Primeiro poeta, depois jornalista e funcionário público de carreira. Assim se auto-intitulava Otavio Afonso, que traz nessa obra uma visão não propriamente jurídica do direito de autor, mas oriunda da práxis do direito autoral, resultado de uma militância histórica pela valorização do autor nas relações multifacetadas da propriedade intelectual.  

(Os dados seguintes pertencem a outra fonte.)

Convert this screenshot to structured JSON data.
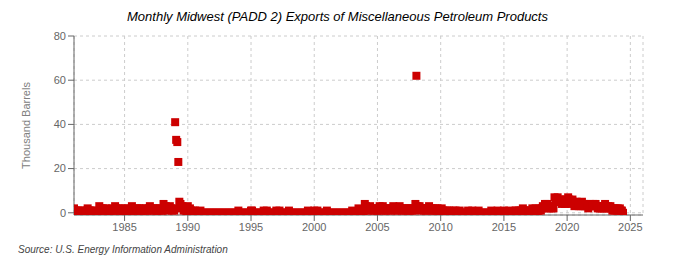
{
  "chart_data": {
    "type": "scatter",
    "title": "Monthly Midwest (PADD 2) Exports of Miscellaneous Petroleum Products",
    "ylabel": "Thousand Barrels",
    "source": "Source: U.S. Energy Information Administration",
    "color": "#cc0000",
    "marker": "square",
    "grid": true,
    "xlim": [
      1981.0,
      2026.0
    ],
    "ylim": [
      -1,
      80
    ],
    "xticks": [
      1985,
      1990,
      1995,
      2000,
      2005,
      2010,
      2015,
      2020,
      2025
    ],
    "yticks": [
      0,
      20,
      40,
      60,
      80
    ],
    "x": [
      1981.0,
      1981.08,
      1981.17,
      1981.25,
      1981.33,
      1981.42,
      1981.5,
      1981.58,
      1981.67,
      1981.75,
      1981.83,
      1981.92,
      1982.0,
      1982.08,
      1982.17,
      1982.25,
      1982.33,
      1982.42,
      1982.5,
      1982.58,
      1982.67,
      1982.75,
      1982.83,
      1982.92,
      1983.0,
      1983.08,
      1983.17,
      1983.25,
      1983.33,
      1983.42,
      1983.5,
      1983.58,
      1983.67,
      1983.75,
      1983.83,
      1983.92,
      1984.0,
      1984.08,
      1984.17,
      1984.25,
      1984.33,
      1984.42,
      1984.5,
      1984.58,
      1984.67,
      1984.75,
      1984.83,
      1984.92,
      1985.0,
      1985.08,
      1985.17,
      1985.25,
      1985.33,
      1985.42,
      1985.5,
      1985.58,
      1985.67,
      1985.75,
      1985.83,
      1985.92,
      1986.0,
      1986.08,
      1986.17,
      1986.25,
      1986.33,
      1986.42,
      1986.5,
      1986.58,
      1986.67,
      1986.75,
      1986.83,
      1986.92,
      1987.0,
      1987.08,
      1987.17,
      1987.25,
      1987.33,
      1987.42,
      1987.5,
      1987.58,
      1987.67,
      1987.75,
      1987.83,
      1987.92,
      1988.0,
      1988.08,
      1988.17,
      1988.25,
      1988.33,
      1988.42,
      1988.5,
      1988.58,
      1988.67,
      1988.75,
      1988.83,
      1988.92,
      1989.0,
      1989.08,
      1989.17,
      1989.25,
      1989.33,
      1989.42,
      1989.5,
      1989.58,
      1989.67,
      1989.75,
      1989.83,
      1989.92,
      1990.0,
      1990.08,
      1990.17,
      1990.25,
      1990.33,
      1990.42,
      1990.5,
      1990.58,
      1990.67,
      1990.75,
      1990.83,
      1990.92,
      1991.0,
      1991.08,
      1991.17,
      1991.25,
      1991.33,
      1991.42,
      1991.5,
      1991.58,
      1991.67,
      1991.75,
      1991.83,
      1991.92,
      1992.0,
      1992.08,
      1992.17,
      1992.25,
      1992.33,
      1992.42,
      1992.5,
      1992.58,
      1992.67,
      1992.75,
      1992.83,
      1992.92,
      1993.0,
      1993.08,
      1993.17,
      1993.25,
      1993.33,
      1993.42,
      1993.5,
      1993.58,
      1993.67,
      1993.75,
      1993.83,
      1993.92,
      1994.0,
      1994.08,
      1994.17,
      1994.25,
      1994.33,
      1994.42,
      1994.5,
      1994.58,
      1994.67,
      1994.75,
      1994.83,
      1994.92,
      1995.0,
      1995.08,
      1995.17,
      1995.25,
      1995.33,
      1995.42,
      1995.5,
      1995.58,
      1995.67,
      1995.75,
      1995.83,
      1995.92,
      1996.0,
      1996.08,
      1996.17,
      1996.25,
      1996.33,
      1996.42,
      1996.5,
      1996.58,
      1996.67,
      1996.75,
      1996.83,
      1996.92,
      1997.0,
      1997.08,
      1997.17,
      1997.25,
      1997.33,
      1997.42,
      1997.5,
      1997.58,
      1997.67,
      1997.75,
      1997.83,
      1997.92,
      1998.0,
      1998.08,
      1998.17,
      1998.25,
      1998.33,
      1998.42,
      1998.5,
      1998.58,
      1998.67,
      1998.75,
      1998.83,
      1998.92,
      1999.0,
      1999.08,
      1999.17,
      1999.25,
      1999.33,
      1999.42,
      1999.5,
      1999.58,
      1999.67,
      1999.75,
      1999.83,
      1999.92,
      2000.0,
      2000.08,
      2000.17,
      2000.25,
      2000.33,
      2000.42,
      2000.5,
      2000.58,
      2000.67,
      2000.75,
      2000.83,
      2000.92,
      2001.0,
      2001.08,
      2001.17,
      2001.25,
      2001.33,
      2001.42,
      2001.5,
      2001.58,
      2001.67,
      2001.75,
      2001.83,
      2001.92,
      2002.0,
      2002.08,
      2002.17,
      2002.25,
      2002.33,
      2002.42,
      2002.5,
      2002.58,
      2002.67,
      2002.75,
      2002.83,
      2002.92,
      2003.0,
      2003.08,
      2003.17,
      2003.25,
      2003.33,
      2003.42,
      2003.5,
      2003.58,
      2003.67,
      2003.75,
      2003.83,
      2003.92,
      2004.0,
      2004.08,
      2004.17,
      2004.25,
      2004.33,
      2004.42,
      2004.5,
      2004.58,
      2004.67,
      2004.75,
      2004.83,
      2004.92,
      2005.0,
      2005.08,
      2005.17,
      2005.25,
      2005.33,
      2005.42,
      2005.5,
      2005.58,
      2005.67,
      2005.75,
      2005.83,
      2005.92,
      2006.0,
      2006.08,
      2006.17,
      2006.25,
      2006.33,
      2006.42,
      2006.5,
      2006.58,
      2006.67,
      2006.75,
      2006.83,
      2006.92,
      2007.0,
      2007.08,
      2007.17,
      2007.25,
      2007.33,
      2007.42,
      2007.5,
      2007.58,
      2007.67,
      2007.75,
      2007.83,
      2007.92,
      2008.0,
      2008.08,
      2008.17,
      2008.25,
      2008.33,
      2008.42,
      2008.5,
      2008.58,
      2008.67,
      2008.75,
      2008.83,
      2008.92,
      2009.0,
      2009.08,
      2009.17,
      2009.25,
      2009.33,
      2009.42,
      2009.5,
      2009.58,
      2009.67,
      2009.75,
      2009.83,
      2009.92,
      2010.0,
      2010.08,
      2010.17,
      2010.25,
      2010.33,
      2010.42,
      2010.5,
      2010.58,
      2010.67,
      2010.75,
      2010.83,
      2010.92,
      2011.0,
      2011.08,
      2011.17,
      2011.25,
      2011.33,
      2011.42,
      2011.5,
      2011.58,
      2011.67,
      2011.75,
      2011.83,
      2011.92,
      2012.0,
      2012.08,
      2012.17,
      2012.25,
      2012.33,
      2012.42,
      2012.5,
      2012.58,
      2012.67,
      2012.75,
      2012.83,
      2012.92,
      2013.0,
      2013.08,
      2013.17,
      2013.25,
      2013.33,
      2013.42,
      2013.5,
      2013.58,
      2013.67,
      2013.75,
      2013.83,
      2013.92,
      2014.0,
      2014.08,
      2014.17,
      2014.25,
      2014.33,
      2014.42,
      2014.5,
      2014.58,
      2014.67,
      2014.75,
      2014.83,
      2014.92,
      2015.0,
      2015.08,
      2015.17,
      2015.25,
      2015.33,
      2015.42,
      2015.5,
      2015.58,
      2015.67,
      2015.75,
      2015.83,
      2015.92,
      2016.0,
      2016.08,
      2016.17,
      2016.25,
      2016.33,
      2016.42,
      2016.5,
      2016.58,
      2016.67,
      2016.75,
      2016.83,
      2016.92,
      2017.0,
      2017.08,
      2017.17,
      2017.25,
      2017.33,
      2017.42,
      2017.5,
      2017.58,
      2017.67,
      2017.75,
      2017.83,
      2017.92,
      2018.0,
      2018.08,
      2018.17,
      2018.25,
      2018.33,
      2018.42,
      2018.5,
      2018.58,
      2018.67,
      2018.75,
      2018.83,
      2018.92,
      2019.0,
      2019.08,
      2019.17,
      2019.25,
      2019.33,
      2019.42,
      2019.5,
      2019.58,
      2019.67,
      2019.75,
      2019.83,
      2019.92,
      2020.0,
      2020.08,
      2020.17,
      2020.25,
      2020.33,
      2020.42,
      2020.5,
      2020.58,
      2020.67,
      2020.75,
      2020.83,
      2020.92,
      2021.0,
      2021.08,
      2021.17,
      2021.25,
      2021.33,
      2021.42,
      2021.5,
      2021.58,
      2021.67,
      2021.75,
      2021.83,
      2021.92,
      2022.0,
      2022.08,
      2022.17,
      2022.25,
      2022.33,
      2022.42,
      2022.5,
      2022.58,
      2022.67,
      2022.75,
      2022.83,
      2022.92,
      2023.0,
      2023.08,
      2023.17,
      2023.25,
      2023.33,
      2023.42,
      2023.5,
      2023.58,
      2023.67,
      2023.75,
      2023.83,
      2023.92,
      2024.0,
      2024.08,
      2024.17,
      2024.25,
      2024.33,
      2024.42
    ],
    "values": [
      2,
      1,
      1,
      0,
      1,
      0,
      1,
      0,
      0,
      1,
      0,
      0,
      1,
      2,
      1,
      1,
      0,
      1,
      1,
      0,
      0,
      0,
      0,
      0,
      3,
      1,
      2,
      1,
      2,
      1,
      1,
      2,
      1,
      1,
      0,
      1,
      2,
      1,
      1,
      3,
      2,
      1,
      2,
      1,
      1,
      2,
      1,
      0,
      1,
      2,
      1,
      1,
      2,
      1,
      1,
      3,
      1,
      1,
      2,
      1,
      2,
      1,
      2,
      1,
      1,
      2,
      1,
      1,
      2,
      1,
      1,
      2,
      3,
      2,
      1,
      2,
      1,
      2,
      1,
      1,
      2,
      1,
      2,
      1,
      1,
      4,
      2,
      3,
      2,
      1,
      2,
      3,
      2,
      1,
      2,
      1,
      41,
      33,
      32,
      23,
      5,
      4,
      2,
      3,
      1,
      2,
      1,
      0,
      3,
      1,
      2,
      1,
      0,
      1,
      0,
      1,
      0,
      0,
      0,
      0,
      1,
      0,
      0,
      0,
      0,
      0,
      0,
      0,
      0,
      0,
      0,
      0,
      0,
      0,
      0,
      0,
      0,
      0,
      0,
      0,
      0,
      0,
      0,
      0,
      0,
      0,
      0,
      0,
      0,
      0,
      0,
      0,
      0,
      0,
      0,
      0,
      1,
      0,
      0,
      0,
      0,
      0,
      0,
      0,
      0,
      0,
      0,
      0,
      1,
      1,
      0,
      0,
      0,
      0,
      0,
      0,
      0,
      0,
      0,
      0,
      1,
      0,
      0,
      1,
      0,
      0,
      0,
      0,
      0,
      0,
      0,
      0,
      1,
      0,
      0,
      1,
      0,
      0,
      0,
      0,
      0,
      0,
      0,
      0,
      1,
      0,
      0,
      0,
      0,
      0,
      0,
      0,
      0,
      0,
      0,
      0,
      0,
      0,
      0,
      0,
      0,
      0,
      1,
      0,
      0,
      0,
      0,
      0,
      1,
      0,
      0,
      1,
      0,
      0,
      0,
      0,
      0,
      0,
      0,
      0,
      1,
      0,
      0,
      0,
      0,
      0,
      0,
      0,
      0,
      0,
      0,
      0,
      0,
      0,
      0,
      0,
      0,
      0,
      0,
      0,
      0,
      0,
      0,
      0,
      1,
      0,
      0,
      0,
      0,
      0,
      2,
      1,
      0,
      0,
      0,
      0,
      4,
      3,
      2,
      1,
      2,
      3,
      2,
      1,
      2,
      1,
      2,
      1,
      1,
      2,
      3,
      1,
      2,
      3,
      1,
      2,
      1,
      2,
      1,
      2,
      2,
      1,
      2,
      3,
      2,
      1,
      2,
      1,
      2,
      3,
      2,
      1,
      2,
      1,
      2,
      1,
      2,
      1,
      2,
      1,
      2,
      1,
      2,
      1,
      4,
      62,
      3,
      2,
      3,
      2,
      1,
      2,
      1,
      2,
      1,
      2,
      2,
      3,
      1,
      2,
      1,
      2,
      1,
      2,
      1,
      2,
      1,
      1,
      1,
      2,
      1,
      0,
      1,
      0,
      1,
      0,
      1,
      0,
      0,
      0,
      1,
      0,
      1,
      0,
      0,
      0,
      1,
      0,
      0,
      0,
      0,
      0,
      0,
      0,
      1,
      0,
      0,
      0,
      1,
      0,
      0,
      0,
      0,
      0,
      1,
      0,
      0,
      0,
      0,
      0,
      0,
      0,
      0,
      0,
      0,
      0,
      1,
      0,
      0,
      0,
      0,
      0,
      1,
      0,
      0,
      0,
      0,
      0,
      1,
      0,
      0,
      0,
      0,
      1,
      0,
      0,
      0,
      0,
      0,
      1,
      1,
      0,
      1,
      0,
      1,
      0,
      2,
      1,
      0,
      1,
      0,
      1,
      1,
      0,
      1,
      2,
      1,
      0,
      2,
      1,
      0,
      1,
      2,
      1,
      2,
      3,
      2,
      4,
      3,
      4,
      3,
      2,
      3,
      2,
      3,
      2,
      7,
      6,
      5,
      7,
      5,
      6,
      5,
      4,
      6,
      5,
      4,
      6,
      5,
      7,
      6,
      4,
      5,
      6,
      5,
      3,
      4,
      5,
      4,
      3,
      4,
      3,
      5,
      3,
      4,
      3,
      4,
      3,
      2,
      3,
      4,
      3,
      3,
      4,
      3,
      4,
      3,
      2,
      3,
      2,
      3,
      2,
      3,
      2,
      4,
      3,
      2,
      3,
      2,
      3,
      2,
      1,
      2,
      1,
      2,
      1,
      2,
      1,
      2,
      1,
      1,
      0
    ]
  }
}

Para o advogado autoralista Eduardo Salles Pimenta, o livro traz em si, além de técnica e experiência, o ponto de vista humanista de Otavio Afonso sobre o direito autoral. “Ele nunca admitiu que considerassem o autor uma pessoa jurídica em qualquer tipo de negociação. ‘Autor é pessoa física. Eu sou autor!’, ele me dizia. Sua luta sempre foi pela proteção do autor”, relata.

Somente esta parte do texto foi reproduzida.